Para tudo. Só que ele entende algumas coisas e as controla completamente, e delega o resto aos artistas. O fato de ele não entender, o diretor precisa da ausência de problemas e de uma reação oportuna às mudanças. Ou seja, Pavel não conhece a palavra “criptografador”, mas se todos os PCs da empresa forem subitamente bloqueados, ele lidará com o chefe do departamento de TI. E se os motoristas de repente entrarem em uma farra, ele dirigirá o chefe do departamento de transporte.

O que não é responsável por

Como já mencionado, pelo conhecimento dos detalhes de determinados processos.

Visão profissional do mundo

Esta é a empresa de Paul, então ele quer acreditar que controla completamente todos os seus processos. Ele se reúne periodicamente com os chefes de departamento e eles o informam detalhadamente sobre o estado atual, sobre ameaças em potencial e novos produtos (e isso não se trata de TI em primeiro lugar - por exemplo, Pavel estava muito interessado no impacto da implementação do sistema Platão na receita).

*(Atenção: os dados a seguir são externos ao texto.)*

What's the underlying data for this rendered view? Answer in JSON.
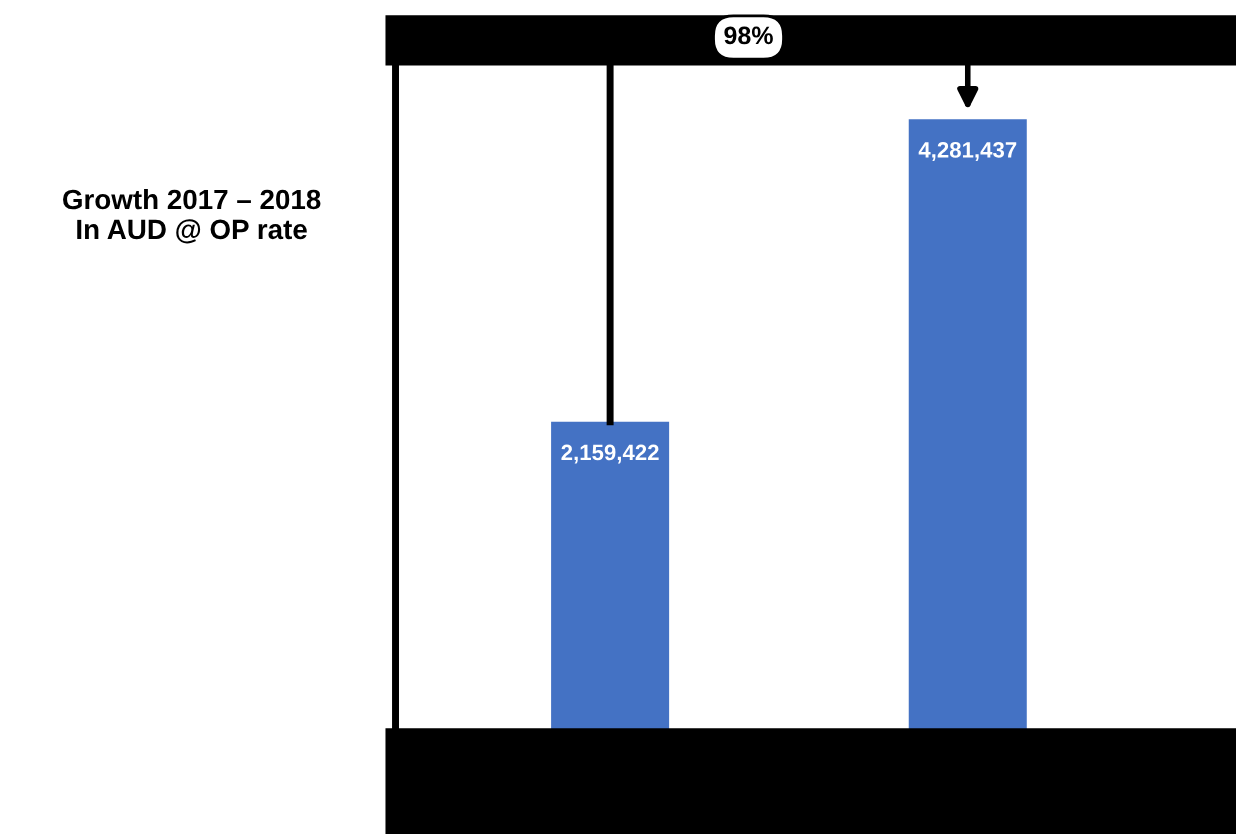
{
  "chart_data": {
    "type": "bar",
    "title": "Growth 2017 – 2018\nIn AUD @ OP rate",
    "categories": [
      null,
      null
    ],
    "values": [
      2159422,
      4281437
    ],
    "color": "#4472c4",
    "data_labels": true,
    "value_labels": [
      "2,159,422",
      "4,281,437"
    ],
    "annotations": [
      "98%"
    ],
    "grid": false
  }
}
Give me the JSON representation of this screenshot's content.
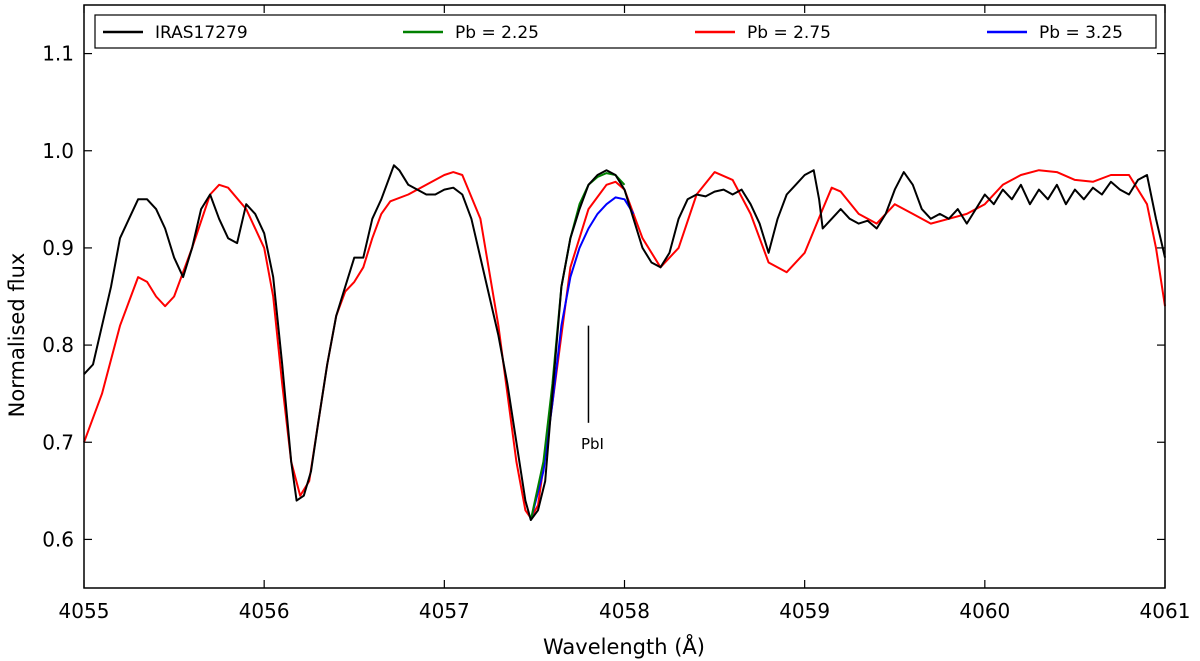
{
  "chart_data": {
    "type": "line",
    "xlabel": "Wavelength (Å)",
    "ylabel": "Normalised flux",
    "xlim": [
      4055,
      4061
    ],
    "ylim": [
      0.55,
      1.15
    ],
    "xticks": [
      4055,
      4056,
      4057,
      4058,
      4059,
      4060,
      4061
    ],
    "yticks": [
      0.6,
      0.7,
      0.8,
      0.9,
      1.0,
      1.1
    ],
    "xtick_labels": [
      "4055",
      "4056",
      "4057",
      "4058",
      "4059",
      "4060",
      "4061"
    ],
    "ytick_labels": [
      "0.6",
      "0.7",
      "0.8",
      "0.9",
      "1.0",
      "1.1"
    ],
    "grid": false,
    "legend_position": "top",
    "annotation": {
      "text": "PbI",
      "x": 4057.8,
      "y_top": 0.82,
      "y_bottom": 0.72
    },
    "series": [
      {
        "name": "IRAS17279",
        "color": "#000000",
        "points": [
          [
            4055.0,
            0.77
          ],
          [
            4055.05,
            0.78
          ],
          [
            4055.1,
            0.82
          ],
          [
            4055.15,
            0.86
          ],
          [
            4055.2,
            0.91
          ],
          [
            4055.25,
            0.93
          ],
          [
            4055.3,
            0.95
          ],
          [
            4055.35,
            0.95
          ],
          [
            4055.4,
            0.94
          ],
          [
            4055.45,
            0.92
          ],
          [
            4055.5,
            0.89
          ],
          [
            4055.55,
            0.87
          ],
          [
            4055.6,
            0.9
          ],
          [
            4055.65,
            0.94
          ],
          [
            4055.7,
            0.955
          ],
          [
            4055.75,
            0.93
          ],
          [
            4055.8,
            0.91
          ],
          [
            4055.85,
            0.905
          ],
          [
            4055.9,
            0.945
          ],
          [
            4055.95,
            0.935
          ],
          [
            4056.0,
            0.915
          ],
          [
            4056.05,
            0.87
          ],
          [
            4056.1,
            0.78
          ],
          [
            4056.15,
            0.68
          ],
          [
            4056.18,
            0.64
          ],
          [
            4056.22,
            0.645
          ],
          [
            4056.26,
            0.67
          ],
          [
            4056.3,
            0.72
          ],
          [
            4056.35,
            0.78
          ],
          [
            4056.4,
            0.83
          ],
          [
            4056.45,
            0.86
          ],
          [
            4056.5,
            0.89
          ],
          [
            4056.55,
            0.89
          ],
          [
            4056.6,
            0.93
          ],
          [
            4056.65,
            0.95
          ],
          [
            4056.7,
            0.975
          ],
          [
            4056.72,
            0.985
          ],
          [
            4056.75,
            0.98
          ],
          [
            4056.8,
            0.965
          ],
          [
            4056.85,
            0.96
          ],
          [
            4056.9,
            0.955
          ],
          [
            4056.95,
            0.955
          ],
          [
            4057.0,
            0.96
          ],
          [
            4057.05,
            0.962
          ],
          [
            4057.1,
            0.955
          ],
          [
            4057.15,
            0.93
          ],
          [
            4057.2,
            0.89
          ],
          [
            4057.25,
            0.85
          ],
          [
            4057.3,
            0.81
          ],
          [
            4057.35,
            0.76
          ],
          [
            4057.4,
            0.7
          ],
          [
            4057.45,
            0.64
          ],
          [
            4057.48,
            0.62
          ],
          [
            4057.52,
            0.63
          ],
          [
            4057.56,
            0.66
          ],
          [
            4057.6,
            0.75
          ],
          [
            4057.65,
            0.86
          ],
          [
            4057.7,
            0.91
          ],
          [
            4057.75,
            0.94
          ],
          [
            4057.8,
            0.965
          ],
          [
            4057.85,
            0.975
          ],
          [
            4057.9,
            0.98
          ],
          [
            4057.95,
            0.975
          ],
          [
            4058.0,
            0.96
          ],
          [
            4058.05,
            0.93
          ],
          [
            4058.1,
            0.9
          ],
          [
            4058.15,
            0.885
          ],
          [
            4058.2,
            0.88
          ],
          [
            4058.25,
            0.895
          ],
          [
            4058.3,
            0.93
          ],
          [
            4058.35,
            0.95
          ],
          [
            4058.4,
            0.955
          ],
          [
            4058.45,
            0.953
          ],
          [
            4058.5,
            0.958
          ],
          [
            4058.55,
            0.96
          ],
          [
            4058.6,
            0.955
          ],
          [
            4058.65,
            0.96
          ],
          [
            4058.7,
            0.945
          ],
          [
            4058.75,
            0.925
          ],
          [
            4058.8,
            0.895
          ],
          [
            4058.85,
            0.93
          ],
          [
            4058.9,
            0.955
          ],
          [
            4058.95,
            0.965
          ],
          [
            4059.0,
            0.975
          ],
          [
            4059.05,
            0.98
          ],
          [
            4059.08,
            0.95
          ],
          [
            4059.1,
            0.92
          ],
          [
            4059.15,
            0.93
          ],
          [
            4059.2,
            0.94
          ],
          [
            4059.25,
            0.93
          ],
          [
            4059.3,
            0.925
          ],
          [
            4059.35,
            0.928
          ],
          [
            4059.4,
            0.92
          ],
          [
            4059.45,
            0.935
          ],
          [
            4059.5,
            0.96
          ],
          [
            4059.55,
            0.978
          ],
          [
            4059.6,
            0.965
          ],
          [
            4059.65,
            0.94
          ],
          [
            4059.7,
            0.93
          ],
          [
            4059.75,
            0.935
          ],
          [
            4059.8,
            0.93
          ],
          [
            4059.85,
            0.94
          ],
          [
            4059.9,
            0.925
          ],
          [
            4059.95,
            0.94
          ],
          [
            4060.0,
            0.955
          ],
          [
            4060.05,
            0.945
          ],
          [
            4060.1,
            0.96
          ],
          [
            4060.15,
            0.95
          ],
          [
            4060.2,
            0.965
          ],
          [
            4060.25,
            0.945
          ],
          [
            4060.3,
            0.96
          ],
          [
            4060.35,
            0.95
          ],
          [
            4060.4,
            0.965
          ],
          [
            4060.45,
            0.945
          ],
          [
            4060.5,
            0.96
          ],
          [
            4060.55,
            0.95
          ],
          [
            4060.6,
            0.962
          ],
          [
            4060.65,
            0.955
          ],
          [
            4060.7,
            0.968
          ],
          [
            4060.75,
            0.96
          ],
          [
            4060.8,
            0.955
          ],
          [
            4060.85,
            0.97
          ],
          [
            4060.9,
            0.975
          ],
          [
            4060.95,
            0.93
          ],
          [
            4061.0,
            0.89
          ]
        ]
      },
      {
        "name": "Pb = 2.25",
        "color": "#008000",
        "points": [
          [
            4057.48,
            0.62
          ],
          [
            4057.55,
            0.68
          ],
          [
            4057.6,
            0.76
          ],
          [
            4057.65,
            0.86
          ],
          [
            4057.7,
            0.91
          ],
          [
            4057.75,
            0.945
          ],
          [
            4057.8,
            0.965
          ],
          [
            4057.85,
            0.973
          ],
          [
            4057.9,
            0.977
          ],
          [
            4057.95,
            0.975
          ],
          [
            4058.0,
            0.965
          ]
        ]
      },
      {
        "name": "Pb = 2.75",
        "color": "#ff0000",
        "points": [
          [
            4055.0,
            0.7
          ],
          [
            4055.1,
            0.75
          ],
          [
            4055.2,
            0.82
          ],
          [
            4055.3,
            0.87
          ],
          [
            4055.35,
            0.865
          ],
          [
            4055.4,
            0.85
          ],
          [
            4055.45,
            0.84
          ],
          [
            4055.5,
            0.85
          ],
          [
            4055.6,
            0.9
          ],
          [
            4055.7,
            0.955
          ],
          [
            4055.75,
            0.965
          ],
          [
            4055.8,
            0.962
          ],
          [
            4055.9,
            0.94
          ],
          [
            4056.0,
            0.9
          ],
          [
            4056.05,
            0.85
          ],
          [
            4056.1,
            0.76
          ],
          [
            4056.15,
            0.68
          ],
          [
            4056.2,
            0.645
          ],
          [
            4056.25,
            0.66
          ],
          [
            4056.3,
            0.72
          ],
          [
            4056.35,
            0.78
          ],
          [
            4056.4,
            0.83
          ],
          [
            4056.45,
            0.855
          ],
          [
            4056.5,
            0.865
          ],
          [
            4056.55,
            0.88
          ],
          [
            4056.6,
            0.91
          ],
          [
            4056.65,
            0.935
          ],
          [
            4056.7,
            0.948
          ],
          [
            4056.8,
            0.955
          ],
          [
            4056.9,
            0.965
          ],
          [
            4057.0,
            0.975
          ],
          [
            4057.05,
            0.978
          ],
          [
            4057.1,
            0.975
          ],
          [
            4057.2,
            0.93
          ],
          [
            4057.3,
            0.82
          ],
          [
            4057.4,
            0.68
          ],
          [
            4057.45,
            0.63
          ],
          [
            4057.48,
            0.622
          ],
          [
            4057.52,
            0.635
          ],
          [
            4057.6,
            0.74
          ],
          [
            4057.7,
            0.88
          ],
          [
            4057.8,
            0.94
          ],
          [
            4057.9,
            0.965
          ],
          [
            4057.95,
            0.968
          ],
          [
            4058.0,
            0.96
          ],
          [
            4058.1,
            0.91
          ],
          [
            4058.2,
            0.88
          ],
          [
            4058.3,
            0.9
          ],
          [
            4058.4,
            0.955
          ],
          [
            4058.5,
            0.978
          ],
          [
            4058.6,
            0.97
          ],
          [
            4058.7,
            0.935
          ],
          [
            4058.8,
            0.885
          ],
          [
            4058.9,
            0.875
          ],
          [
            4059.0,
            0.895
          ],
          [
            4059.1,
            0.94
          ],
          [
            4059.15,
            0.962
          ],
          [
            4059.2,
            0.958
          ],
          [
            4059.3,
            0.935
          ],
          [
            4059.4,
            0.925
          ],
          [
            4059.5,
            0.945
          ],
          [
            4059.6,
            0.935
          ],
          [
            4059.7,
            0.925
          ],
          [
            4059.8,
            0.93
          ],
          [
            4059.9,
            0.935
          ],
          [
            4060.0,
            0.945
          ],
          [
            4060.1,
            0.965
          ],
          [
            4060.2,
            0.975
          ],
          [
            4060.3,
            0.98
          ],
          [
            4060.4,
            0.978
          ],
          [
            4060.5,
            0.97
          ],
          [
            4060.6,
            0.968
          ],
          [
            4060.7,
            0.975
          ],
          [
            4060.8,
            0.975
          ],
          [
            4060.9,
            0.945
          ],
          [
            4060.95,
            0.9
          ],
          [
            4061.0,
            0.84
          ]
        ]
      },
      {
        "name": "Pb = 3.25",
        "color": "#0000ff",
        "points": [
          [
            4057.48,
            0.62
          ],
          [
            4057.55,
            0.67
          ],
          [
            4057.6,
            0.74
          ],
          [
            4057.65,
            0.82
          ],
          [
            4057.7,
            0.87
          ],
          [
            4057.75,
            0.9
          ],
          [
            4057.8,
            0.92
          ],
          [
            4057.85,
            0.935
          ],
          [
            4057.9,
            0.945
          ],
          [
            4057.95,
            0.952
          ],
          [
            4058.0,
            0.95
          ],
          [
            4058.05,
            0.935
          ]
        ]
      }
    ]
  }
}
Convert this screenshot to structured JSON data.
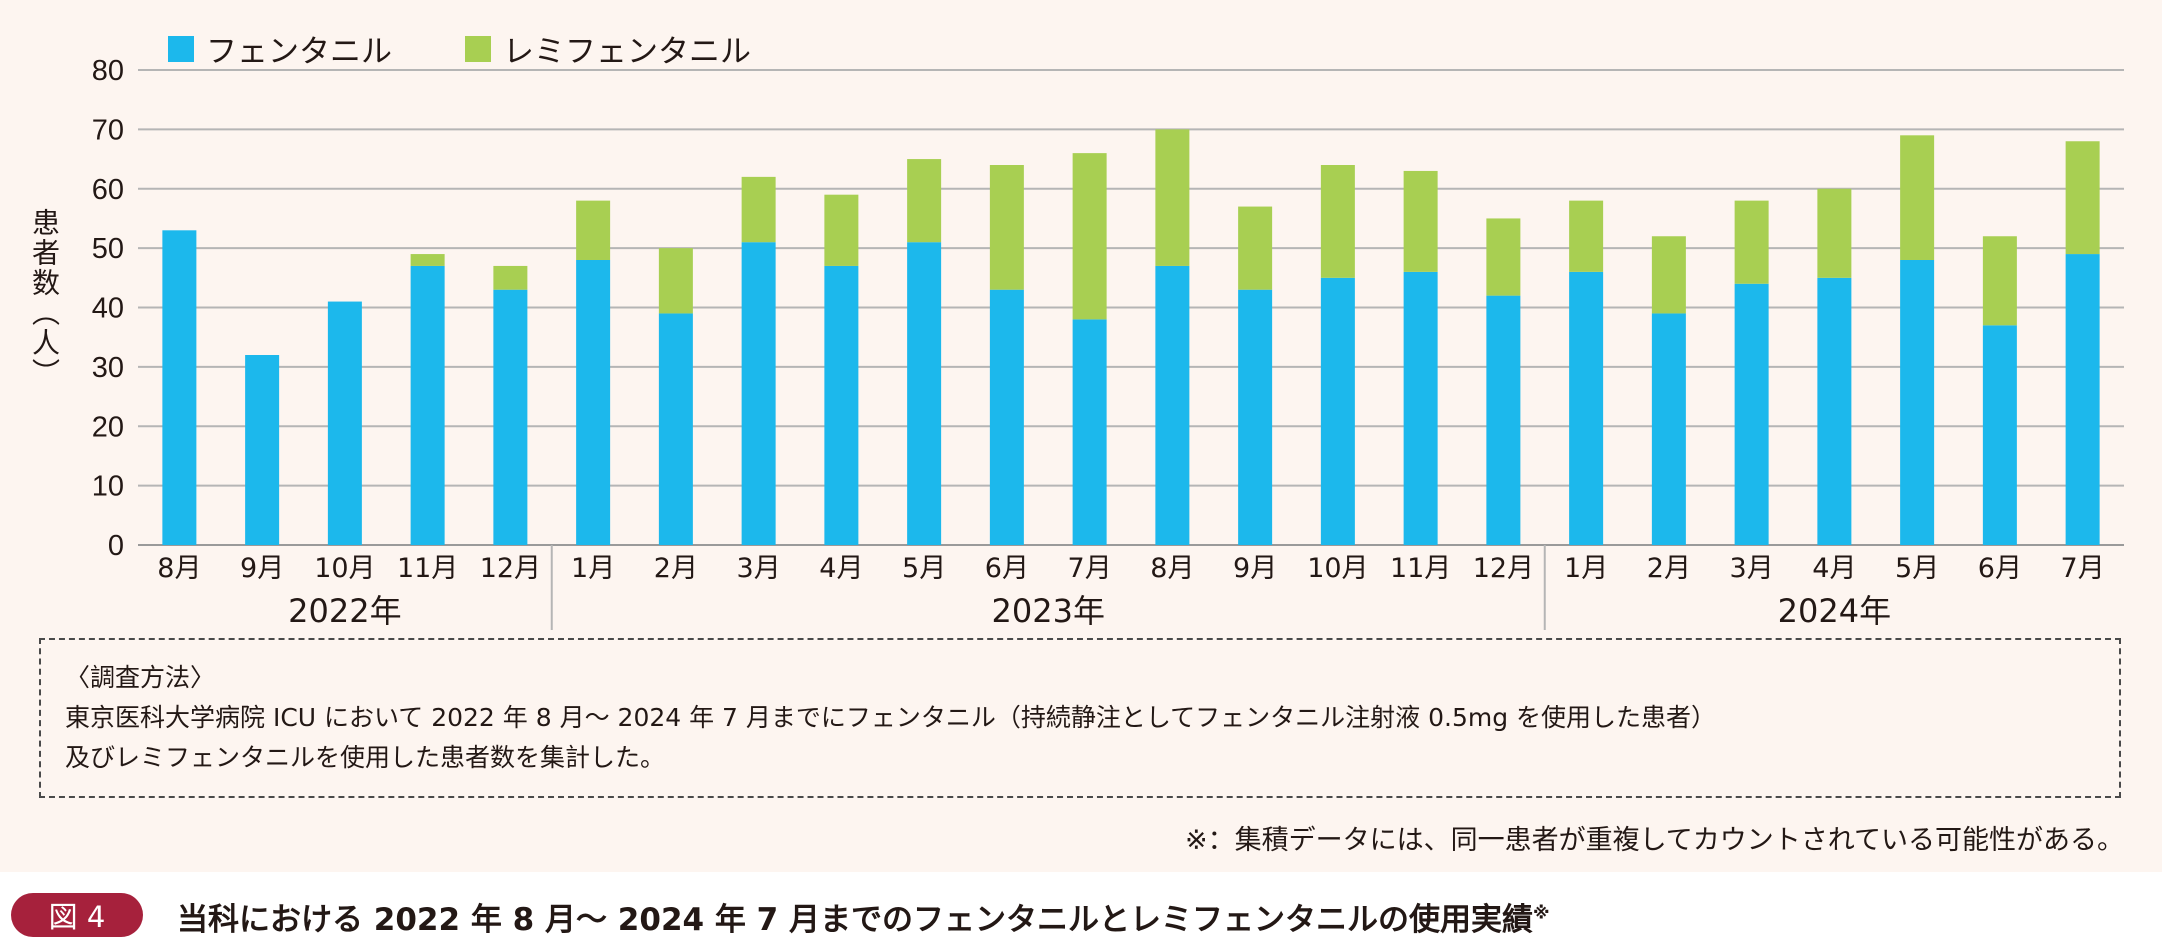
{
  "chart_data": {
    "type": "bar",
    "stacked": true,
    "ylabel": "患者数（人）",
    "ylim": [
      0,
      80
    ],
    "yticks": [
      0,
      10,
      20,
      30,
      40,
      50,
      60,
      70,
      80
    ],
    "grid": true,
    "legend_position": "top-left",
    "categories": [
      "8月",
      "9月",
      "10月",
      "11月",
      "12月",
      "1月",
      "2月",
      "3月",
      "4月",
      "5月",
      "6月",
      "7月",
      "8月",
      "9月",
      "10月",
      "11月",
      "12月",
      "1月",
      "2月",
      "3月",
      "4月",
      "5月",
      "6月",
      "7月"
    ],
    "year_groups": [
      {
        "label": "2022年",
        "count": 5
      },
      {
        "label": "2023年",
        "count": 12
      },
      {
        "label": "2024年",
        "count": 7
      }
    ],
    "series": [
      {
        "name": "フェンタニル",
        "color": "#1cb8ec",
        "values": [
          53,
          32,
          41,
          47,
          43,
          48,
          39,
          51,
          47,
          51,
          43,
          38,
          47,
          43,
          45,
          46,
          42,
          46,
          39,
          44,
          45,
          48,
          37,
          49
        ]
      },
      {
        "name": "レミフェンタニル",
        "color": "#a8cf52",
        "values": [
          0,
          0,
          0,
          2,
          4,
          10,
          11,
          11,
          12,
          14,
          21,
          28,
          23,
          14,
          19,
          17,
          13,
          12,
          13,
          14,
          15,
          21,
          15,
          19
        ]
      }
    ]
  },
  "method": {
    "heading": "〈調査方法〉",
    "line1": "東京医科大学病院 ICU において 2022 年 8 月～ 2024 年 7 月までにフェンタニル（持続静注としてフェンタニル注射液 0.5mg を使用した患者）",
    "line2": "及びレミフェンタニルを使用した患者数を集計した。"
  },
  "note": "※：集積データには、同一患者が重複してカウントされている可能性がある。",
  "figure": {
    "badge": "図 4",
    "caption": "当科における 2022 年 8 月～ 2024 年 7 月までのフェンタニルとレミフェンタニルの使用実績",
    "caption_mark": "※"
  }
}
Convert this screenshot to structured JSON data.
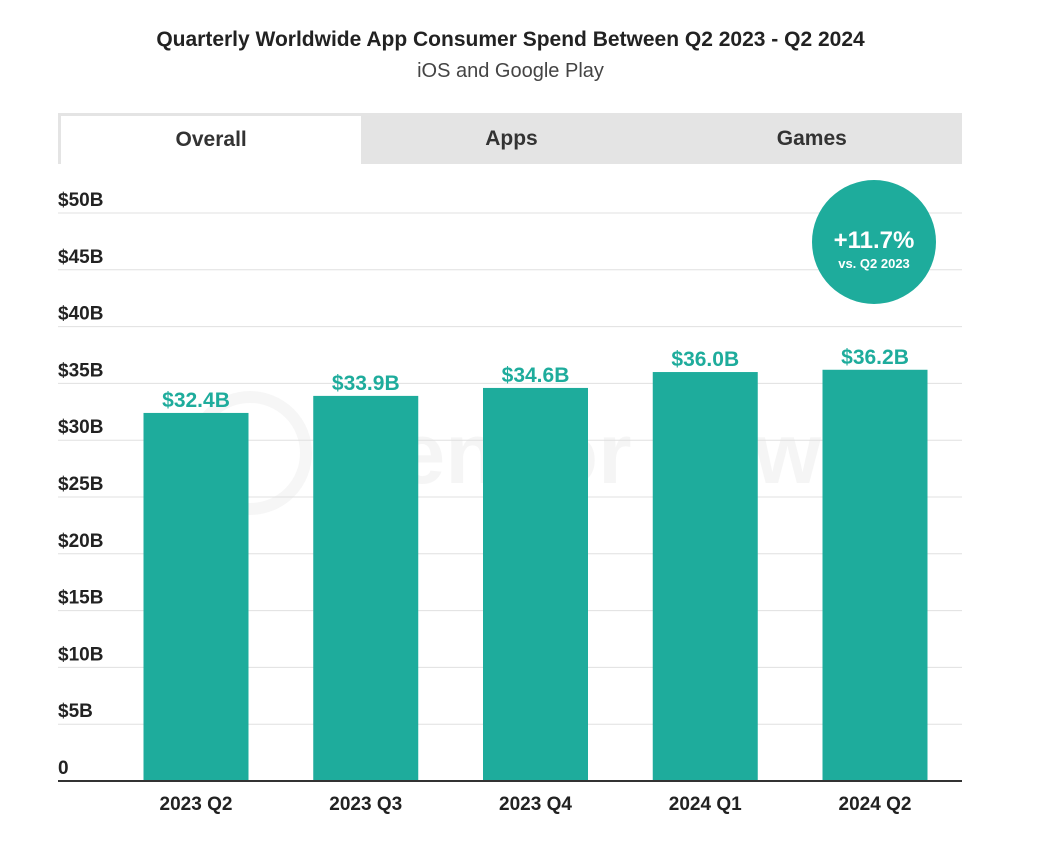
{
  "header": {
    "title": "Quarterly Worldwide App Consumer Spend Between Q2 2023 - Q2 2024",
    "subtitle": "iOS and Google Play"
  },
  "tabs": [
    {
      "label": "Overall",
      "active": true
    },
    {
      "label": "Apps",
      "active": false
    },
    {
      "label": "Games",
      "active": false
    }
  ],
  "badge": {
    "value": "+11.7%",
    "caption": "vs. Q2 2023"
  },
  "watermark": "Sensor Tower",
  "colors": {
    "bar": "#1eac9c",
    "label": "#1eac9c",
    "grid": "#e0e0e0",
    "axis": "#333333"
  },
  "chart_data": {
    "type": "bar",
    "categories": [
      "2023 Q2",
      "2023 Q3",
      "2023 Q4",
      "2024 Q1",
      "2024 Q2"
    ],
    "values": [
      32.4,
      33.9,
      34.6,
      36.0,
      36.2
    ],
    "data_labels": [
      "$32.4B",
      "$33.9B",
      "$34.6B",
      "$36.0B",
      "$36.2B"
    ],
    "yticks": [
      0,
      5,
      10,
      15,
      20,
      25,
      30,
      35,
      40,
      45,
      50
    ],
    "ytick_labels": [
      "0",
      "$5B",
      "$10B",
      "$15B",
      "$20B",
      "$25B",
      "$30B",
      "$35B",
      "$40B",
      "$45B",
      "$50B"
    ],
    "ylim": [
      0,
      50
    ],
    "grid": true,
    "xlabel": "",
    "ylabel": ""
  }
}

Pavel gosta de participar de várias conferências da indústria, isso enfatiza seu status e oferece uma oportunidade para aprender algo realmente importante. Se eles dizem algo que lhe interessa, mas a partir da área em que ele não é especialista, Pavel transfere as informações para o chefe do departamento correspondente, pede para separá-las e se reportar a ele.

Atitude atual em relação ao 2FA

Pavel não sabe nada sobre o 2FA. Em conferências especializadas, essas questões não são abordadas; Peter não fala sobre isso. Se ele tivesse sido informado corretamente sobre o risco potencial, teria exigido que Peter entendesse e relatasse o quão crítico e provável ele é na empresa deles. E se Peter disser que eles não precisam de 2FA, Pavel exigirá garantir que, sem a introdução dessa tecnologia, a segurança do Tradex não será afetada. E então será mais fácil para Pavel implementar o 2FA do que assumir a responsabilidade.

Conclusões

Deve haver conclusões inteligentes sobre os motivos pelos quais quatro pessoas inteligentes, sinceramente preocupadas com a segurança de suas empresas, conhecem a tecnologia de autenticação de dois fatores eficaz e bem estabelecida, mas não a implementam em casa. Apesar do fato de a introdução ser difícil e não crítica em termos de custo e tempo.

Mas as conclusões foram muito simples. Precisamos falar mais sobre os perigos das senhas e os benefícios do 2FA, não apenas para os funcionários de TI, mas também para os CEOs - e o número de implantações do 2FA aumentará significativamente.

Não concorda? Ficarei feliz em discutir nos comentários!